Due to the revolutionary disturbances, Bichat fled from Lyon and took refuge in Paris in 1793. Xavier Bichat met Pierre-Joseph Desault there, who became Bichat’s teacher and mentor and who was so impressed by the genius of Bichat that he took him into his house. For two years (until Desault’s death), he took active part in Desault’s work, at the same time pursuing his own research in anatomy and physiology. In 1796, Xavier Bichat and further colleagues formally founded the Société d’Emulation de Paris, which provided an intellectual platform for debating problems in medicine. After the death of Pierre-Joseph Desault, Bichat further completed the fourth volume of Desault’s Journal de Chirurgie to which he added a biographical memoir of its author. Another task of Bichat was to reunite and digest in one body the surgical doctrines which Desault had published in various periodical works. In 1797, one year after founding the Société d’Emulation de Paris, Bichat began a course of anatomical demonstrations, and his success encouraged him to extend the plan of his lectures, and boldly to announce a course of operative surgery.

Portrait of Pierre-Joseph Desault (left) and title page from Bichat's Surgical Works of Desault, 2nd ed (right)

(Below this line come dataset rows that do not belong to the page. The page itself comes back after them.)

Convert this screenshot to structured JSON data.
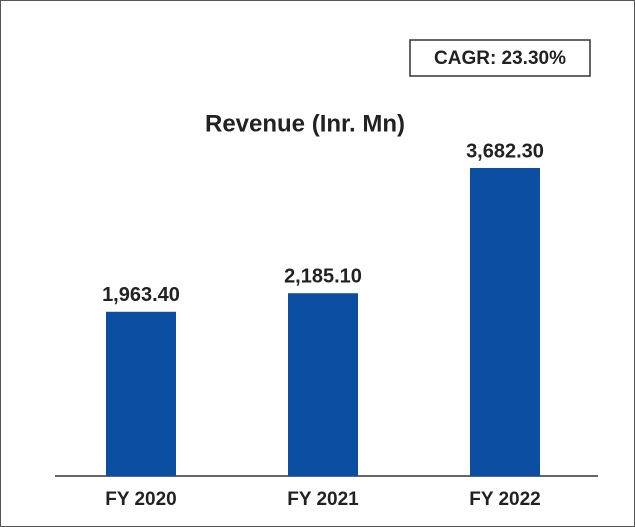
{
  "chart_data": {
    "type": "bar",
    "title": "Revenue (Inr. Mn)",
    "annotation": "CAGR: 23.30%",
    "categories": [
      "FY 2020",
      "FY 2021",
      "FY 2022"
    ],
    "values": [
      1963.4,
      2185.1,
      3682.3
    ],
    "value_labels": [
      "1,963.40",
      "2,185.10",
      "3,682.30"
    ],
    "color": "#0b4ea2"
  }
}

Portrait of Pierre-Joseph Desault (left) and title page from Bichat’s Surgical Works of Desault, 2nd ed (right)

Histological Research

The first use of the term brain death is attributed to Bichat. He differentiated, on the one hand, the dying of individual organs and, on the other, made important observations based on his decapitation experiments. Considerations he laid down in the Recherches physiologiques of 1800. To Xavier Bichat’s best known contributions to the science of medicine and physiology was his perception that the diverse body of organs contain particular tissues or membranes, and he described 21 such membranes, including connective, muscle, and nerve tissue. Up to his death Bichat had performed about 600 autopsies. The scientist did not use a microscope because he distrusted it and therefore his analyses did not include any acknowledgement of cellular structure.

Later Years

A hemorrhage in 1798 forced him to stop his work for some time. From 1800 Bichat worked as a doctor at the Hôtel-Dieu in Paris. Bichat probably died in 1802 as a result of advanced pulmonary tuberculosis at age 30.

Legacy

At a time when humoral pathology, which regarded diseases as the effect of a harmful mixture of body juices, was still established, Bichat sought to find the cause of diseases in body tissue.  His tissue pathology had a great influence in French medicine. His questions were taken up by contemporary physicians, anatomists and physiologists such as Philibert-Joseph Roux, Pierre-Augustin Béclard and Anthelme Richerand and incorporated into their own research. However, Bichat was able to form a significant bridge between the organ pathology of Giovanni Battista Morgagni [7] and the cell pathology of Rudolf Ludwig Carl Virchow.[4] The field of histology became a distinguished discipline during the 19th century and in 1906, the Nobel Prize in Physiology or Medicine was awarded to histologists Camillo Golgi [5] and Santiago Ramon y Cajal [7] who had dueling interpretations of the neural structure of the brain based in differing interpretations of the same images. Cajal won the prize for his correct theory and Golgi for the staining technique he invented to make it possible.